Bast rolled her eyes. “Honestly, what do they teach magicians these days?”

“We had about twenty seconds of training!”

“Just imagine a space in the air, like a shelf or a treasure chest—”

“A locker?” I asked. “I’ve never had a school locker.”

“Fine. Give it a combination lock—anything you want. Imagine opening the locker with your combination. Then shove the box inside. When you need it again, just call it to mind, and it will appear.”

I was skeptical, but I imagined a locker. I gave it a combination: 13/32/33—retired numbers for the Lakers, obviously: Chamberlain, Johnson, Abdul-Jabbar. I held out my dad’s magic box and let it go, sure it would smash to the floor. Instead, the box disappeared.

“Cool,” I said. “Are you sure I can get it back?”

“No,” Bast said. “Now, come on!”

Chapter 22. Leroy Meets the Locker of Doom

I’D NEVER GONE THROUGH SECURITY with a live bird of prey before. I thought it would cause a holdup, but instead the guards moved us into a special line. They checked our paperwork. Bast smiled a lot, flirted with the guards and told them they must be working out, and they waved us through. Bast’s knives didn’t set off the alarms, so maybe she’d stored them in the Duat. The guards didn’t even try to put Sadie through the X-ray machine.

I was retrieving my shoes when I heard a scream from the other side of security.

Bast cursed in Egyptian. “We were too slow.”

I looked back and saw the Set animal charging through the terminal, knocking passengers out of its way. Its weird rabbit ears swiveled back and forth. Foam dripped from its curved, toothy snout, and its forked tail lashed around, looking for something to sting.

“Moose!” a lady screamed. “Rabid moose!”

Everyone started screaming, running in different directions and blocking the Set animal’s path.

“Moose?” I wondered.

Bast shrugged. “No telling what mortals will perceive. Now the idea will spread by power of suggestion.”

Sure enough, more passengers started yelling “Moose!” and running around as the Set animal plowed through the lines and got tangled up in the stanchions. TSA officers surged forward, but the Set animal tossed them aside like rag dolls.

“Come on!” Bast told me.

“I can’t just let it hurt these people.”

“We can’t stop it!”

But I didn’t move. I wanted to believe Horus was giving me courage, or that maybe the past few days had finally woken up some dormant bravery gene I’d inherited from my parents. But the truth was scarier. This time, nobody was making me take a stand. I wanted to do it.

People were in trouble because of us. I had to fix it.

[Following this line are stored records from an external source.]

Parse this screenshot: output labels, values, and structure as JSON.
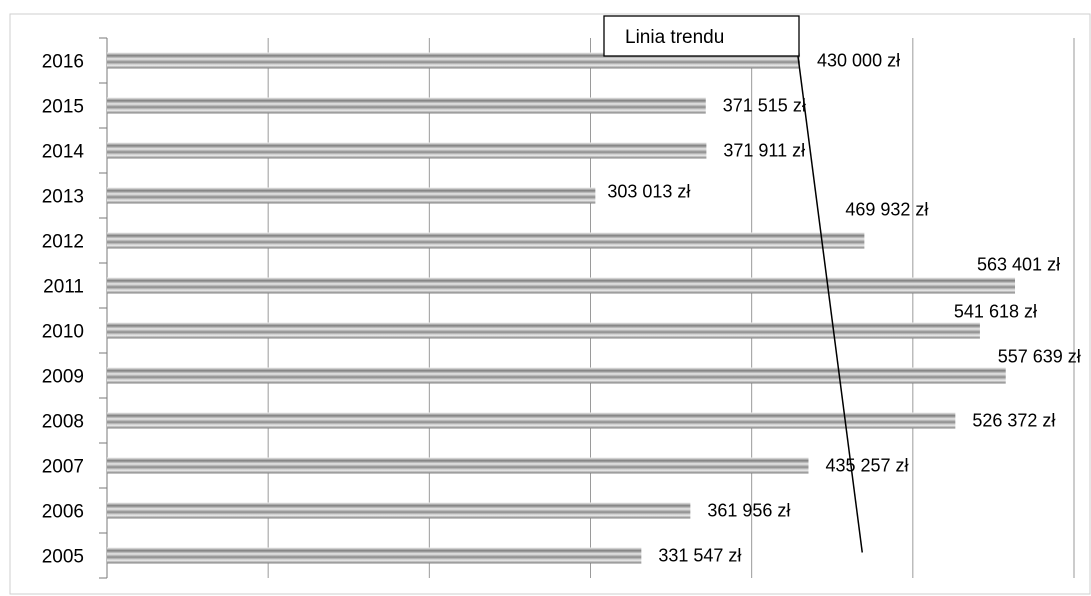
{
  "chart_data": {
    "type": "bar",
    "orientation": "horizontal",
    "categories": [
      "2016",
      "2015",
      "2014",
      "2013",
      "2012",
      "2011",
      "2010",
      "2009",
      "2008",
      "2007",
      "2006",
      "2005"
    ],
    "values": [
      430000,
      371515,
      371911,
      303013,
      469932,
      563401,
      541618,
      557639,
      526372,
      435257,
      361956,
      331547
    ],
    "data_labels": [
      "430 000 zł",
      "371 515 zł",
      "371 911 zł",
      "303 013 zł",
      "469 932 zł",
      "563 401 zł",
      "541 618 zł",
      "557 639 zł",
      "526 372 zł",
      "435 257 zł",
      "361 956 zł",
      "331 547 zł"
    ],
    "xlim": [
      0,
      600000
    ],
    "grid": "vertical",
    "x_axis_labels_visible": false,
    "annotation": {
      "label": "Linia trendu",
      "from": {
        "category": "2016",
        "value": 430000
      },
      "to": {
        "category": "2005",
        "value": 450000
      }
    },
    "colors": {
      "bar_light": "#e4e4e4",
      "bar_dark": "#8c8c8c",
      "grid": "#9a9a9a",
      "text": "#000000"
    }
  }
}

I felt the same kind of instinct I felt when Sadie needed my help, like it was time for me to step up. And yes, it terrified me. But it also felt right.

“Go to the gate,” I told Bast. “Take Sadie. I’ll meet you there.”

“What? Carter—”

“Go!” I imagined opening my invisible locker: 13/32/33. I reached out my hand, but not for my dad’s magic box. I concentrated on something I’d lost in Luxor. It had to be there. For a moment, I felt nothing. Then my hand closed around a hard leather grip, and I pulled my sword out of nowhere.